Wireless Chips Fall After Nokia's Caution

Providers of cell-phone chips were feeling some heat Tuesday after Nokia ( NOK) reaffirmed its expectations for handset growth of 10% in 2003. Wall Street had been hoping Nokia might raise its growth outlook in the wake of a bullish Merrill Lynch report.

RF Micro Devices ( RFMD), which pulls in about half its sales from Nokia, dropped 97 cents, or 7.6%, to $11.82. TriQuint ( TQNT), which draws about 15% of its revenue from the handset outfit, was off 30 cents or 5% to $5.72. Skyworks ( SWKS), whose biggest customer is Samsung, took a dive too, falling 82 cents or 7% to $10.83.
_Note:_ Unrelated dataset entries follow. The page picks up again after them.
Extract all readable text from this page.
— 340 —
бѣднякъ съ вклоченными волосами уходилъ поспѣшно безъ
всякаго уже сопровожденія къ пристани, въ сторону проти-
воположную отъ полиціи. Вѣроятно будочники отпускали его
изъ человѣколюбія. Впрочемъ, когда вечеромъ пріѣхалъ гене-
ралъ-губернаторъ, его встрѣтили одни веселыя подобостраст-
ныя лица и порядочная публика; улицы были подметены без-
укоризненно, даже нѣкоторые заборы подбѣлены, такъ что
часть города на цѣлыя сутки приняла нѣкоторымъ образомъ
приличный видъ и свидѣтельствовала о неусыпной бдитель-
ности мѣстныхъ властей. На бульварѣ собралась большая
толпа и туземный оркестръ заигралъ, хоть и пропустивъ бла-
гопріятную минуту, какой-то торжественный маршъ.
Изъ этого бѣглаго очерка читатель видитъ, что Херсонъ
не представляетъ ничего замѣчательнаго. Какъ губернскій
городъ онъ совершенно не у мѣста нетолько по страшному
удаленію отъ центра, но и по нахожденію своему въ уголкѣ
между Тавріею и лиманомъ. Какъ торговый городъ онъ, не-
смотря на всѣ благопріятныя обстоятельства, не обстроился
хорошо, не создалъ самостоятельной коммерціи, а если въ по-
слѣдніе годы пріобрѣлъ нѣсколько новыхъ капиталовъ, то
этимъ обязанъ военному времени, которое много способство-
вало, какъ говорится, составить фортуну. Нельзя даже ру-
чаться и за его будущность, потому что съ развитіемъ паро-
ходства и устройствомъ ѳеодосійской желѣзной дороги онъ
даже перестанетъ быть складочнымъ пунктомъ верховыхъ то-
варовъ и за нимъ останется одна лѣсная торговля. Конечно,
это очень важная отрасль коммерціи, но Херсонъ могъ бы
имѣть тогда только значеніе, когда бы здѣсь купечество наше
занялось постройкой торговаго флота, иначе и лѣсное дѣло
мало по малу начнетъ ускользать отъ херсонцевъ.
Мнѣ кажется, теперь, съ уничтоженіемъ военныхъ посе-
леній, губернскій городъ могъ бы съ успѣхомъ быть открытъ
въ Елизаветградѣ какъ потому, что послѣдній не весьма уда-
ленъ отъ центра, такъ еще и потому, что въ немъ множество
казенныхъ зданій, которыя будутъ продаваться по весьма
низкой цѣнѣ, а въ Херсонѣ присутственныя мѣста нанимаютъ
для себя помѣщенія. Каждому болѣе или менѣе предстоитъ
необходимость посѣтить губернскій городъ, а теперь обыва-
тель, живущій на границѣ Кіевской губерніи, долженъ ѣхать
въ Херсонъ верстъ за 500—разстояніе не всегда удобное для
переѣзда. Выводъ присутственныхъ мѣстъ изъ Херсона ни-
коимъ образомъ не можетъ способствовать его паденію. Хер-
The slump in wireless chipmakers occurred only a day after Texas Instruments ( TXN) ticked up its sales and earnings guidance, citing strength in its wireless and analog business.

But Ragen MacKenzie analyst Daniel Nelson says it's not surprising that TI's encouraging comments on wireless couldn't stem the slide for chipmakers in the sector today. "The prices for these stocks are really kind of based on sentiment and long-term investor friendly feelings toward the sector, and not really on near-term fundamentals."

Besides, he says, "I think people were already expecting that the handset business is going to be pretty good in the fourth quarter. In a relative sense, that's probably already in the stocks. And then when you think about it, after Q4, there's usually a seasonal downturn in Q1."

The last time TI gave a specific forecast for its wireless business, in October, it was gearing for sales growth in the high single digits, spurred by demand for 2.5G phones in the holiday season. RF Micro expects sales in the December quarter to grow 12% to 15%, excluding the effect of a recent acquisition, while TriQuint has a meeker outlook, with sales likely to be flat to up 5%.

But TriQuint's guidance for the first quarter of 2003 reflects the typical seasonal dip for wireless sales: It said last week that revenue in its core business for the period will likely fall 10%, excluding the effect of an acquisition.

At this point, Nelson says, investors are probably in a profit-taking mood. "I think selling is a rational response to the way the stocks have moved. People are thinking, 'The stocks have run so far, what's going to take them higher?'"

Shares of cell-phone chipmakers have raced upwards from their early October lows, outstripping even the 75% rise of the benchmark SOX index. As of Monday's close, RF Micro had risen 128%, TriQuint was up 113%, and Skyworks had surged 185%.